Relation client

Viser la simplicité pour réduire l’effort client ; la vision de la relation client de la SNCF

Réforme des retraites, crise COVID-19, François Julia n’a pas été épargné depuis sa prise de fonction à la tête de la direction des Opérations de la Relation Client à Distance de la SNCF en juin 2019. Pourtant, face aux crises et situations incertaines, il semble conserver une sérénité remarquable. Riche de sa longue expérience en relation client, il s’est forgé des convictions fortes qui lui permettent de garder un cap précis en toute circonstance.

En tant que Directeur des Opérations de la Relation Client à Distance au sein de la SNCF, quelle est votre mission ?

La mission de ma direction est claire : créer les conditions pour obtenir la meilleure satisfaction possible de nos clients sur le registre de l’assistance. Elle s’exerce au cours d’un dialogue qui comprend plus de 4 millions de contacts par an, auxquels nous devons apporter une réponse quel que soit le canal utilisé : vocal, webmail, réseaux sociaux et messaging.

Cette ambition concerne plus de 120 millions de voyageurs, ce qui vous laisse imaginer le niveau d’engagement requis.

Depuis votre prise de fonction, quels ont été vos principaux défis ?

Ils sont au nombre de deux et alignés à la mission :

  1. Maintenir la confiance de nos clients quelle que soit la situation ou la sollicitation, y compris sur des sujets issus du quotidien
  2. Proposer une assistance en adéquation avec les attentes de nos clients. En effet, ce n’est plus au client de s’adapter à notre parcours d’assistance, mais l’inverse.

Notre principal défi (qui n’est pas propre à la SNCF) est donc de réduire l’effort client. La fidélisation et la préférence de nos clients découlent directement de la capacité de nos services à le relever. Obtenir l’attachement client est essentiel face à l’arrivée de la concurrence.

Toutefois, à l’heure de la trust economy où l’exigence de confiance est fondamentale, les promesses ne suffisent plus. Il faut apporter des preuves. Dans l’univers du voyage, il est donc de notre responsabilité de démontrer nos engagements d’accueil et d’hospitalité.

Vous avez été Directeur de la Relation Client France Europe chez OUI.sncf, filiale de SNCF régulièrement récompensée pour ses innovations technologiques. Pourquoi le digital représente-il une opportunité d’améliorer la relation client ?

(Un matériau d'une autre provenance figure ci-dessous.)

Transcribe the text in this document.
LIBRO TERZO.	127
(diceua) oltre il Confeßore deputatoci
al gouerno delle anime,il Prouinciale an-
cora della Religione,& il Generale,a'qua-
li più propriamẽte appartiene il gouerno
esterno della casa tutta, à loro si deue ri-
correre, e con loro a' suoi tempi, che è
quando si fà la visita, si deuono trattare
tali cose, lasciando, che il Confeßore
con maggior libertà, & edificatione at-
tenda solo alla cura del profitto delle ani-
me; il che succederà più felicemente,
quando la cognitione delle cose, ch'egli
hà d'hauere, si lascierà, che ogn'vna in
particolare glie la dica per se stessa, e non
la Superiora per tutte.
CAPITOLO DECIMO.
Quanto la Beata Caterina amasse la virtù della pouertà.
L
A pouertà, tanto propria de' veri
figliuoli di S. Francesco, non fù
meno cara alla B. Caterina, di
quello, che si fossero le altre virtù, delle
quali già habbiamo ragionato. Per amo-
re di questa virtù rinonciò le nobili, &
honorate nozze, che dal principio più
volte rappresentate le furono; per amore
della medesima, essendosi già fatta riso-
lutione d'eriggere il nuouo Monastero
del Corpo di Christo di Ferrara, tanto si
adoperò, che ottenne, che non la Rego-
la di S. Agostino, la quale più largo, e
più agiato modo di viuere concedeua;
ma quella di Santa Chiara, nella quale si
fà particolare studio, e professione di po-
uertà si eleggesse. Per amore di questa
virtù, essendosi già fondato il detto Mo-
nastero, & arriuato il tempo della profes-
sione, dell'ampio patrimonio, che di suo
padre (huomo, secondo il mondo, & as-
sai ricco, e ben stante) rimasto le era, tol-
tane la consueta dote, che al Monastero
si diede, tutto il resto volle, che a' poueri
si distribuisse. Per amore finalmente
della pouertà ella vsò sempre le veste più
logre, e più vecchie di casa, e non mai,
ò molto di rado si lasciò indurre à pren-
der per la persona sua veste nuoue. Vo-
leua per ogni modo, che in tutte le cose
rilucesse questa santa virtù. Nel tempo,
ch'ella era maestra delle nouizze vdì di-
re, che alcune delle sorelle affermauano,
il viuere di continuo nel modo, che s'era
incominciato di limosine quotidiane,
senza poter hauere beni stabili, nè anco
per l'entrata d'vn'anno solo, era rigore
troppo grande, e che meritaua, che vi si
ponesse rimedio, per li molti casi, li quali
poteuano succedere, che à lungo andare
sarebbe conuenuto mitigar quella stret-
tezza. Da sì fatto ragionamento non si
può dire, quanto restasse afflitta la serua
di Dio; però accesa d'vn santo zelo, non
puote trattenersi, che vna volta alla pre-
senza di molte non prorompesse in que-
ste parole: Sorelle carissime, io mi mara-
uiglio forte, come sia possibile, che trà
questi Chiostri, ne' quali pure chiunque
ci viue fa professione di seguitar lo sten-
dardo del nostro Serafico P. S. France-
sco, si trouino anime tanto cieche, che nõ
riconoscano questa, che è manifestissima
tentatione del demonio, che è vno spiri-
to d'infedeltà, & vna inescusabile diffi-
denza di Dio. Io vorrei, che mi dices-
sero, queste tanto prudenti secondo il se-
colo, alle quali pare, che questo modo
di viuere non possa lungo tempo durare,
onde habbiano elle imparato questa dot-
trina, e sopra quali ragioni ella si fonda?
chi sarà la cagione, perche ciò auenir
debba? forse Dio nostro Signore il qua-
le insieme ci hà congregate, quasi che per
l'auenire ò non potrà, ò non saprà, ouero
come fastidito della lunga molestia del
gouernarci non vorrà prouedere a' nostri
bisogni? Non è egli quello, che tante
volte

La particularité de OUI.sncf est d’être un pure player digital au sein d’une structure, comme la SNCF, qui n’incluait pas le digital dans son ADN. Ainsi, sa force a été d’y intégrer, via le canal de la transaction et du relationnel, toute la nécessité du digital. Le succès a été si fort qu’il est désormais le premier site de e-commerce en volume de transaction en France en 2019 (et 17 millions de visiteurs uniques).

Cette expérience digitale de la relation client a mis en évidence l’opportunité et la nécessité que représente notamment, dans ce domaine, le recours à l’intelligence artificiel. Cette dernière apporte une réponse aux enjeux de délai et d’immédiateté auxquels la relation client est confrontée. Nos clients recherchent une assistance simple et réactive tout au long de leur parcours client. Fluidifier la navigation d’un canal à l’autre pour apporter la bonne information de façon individualisée et personnalisée est, selon moi, l’un des bénéfices immédiats de l’IA pour la relation client. C’est le cas par exemple avec le conversationnel qui permet de déployer une assistance hybride combinant bot et humain sans friction et sans délai.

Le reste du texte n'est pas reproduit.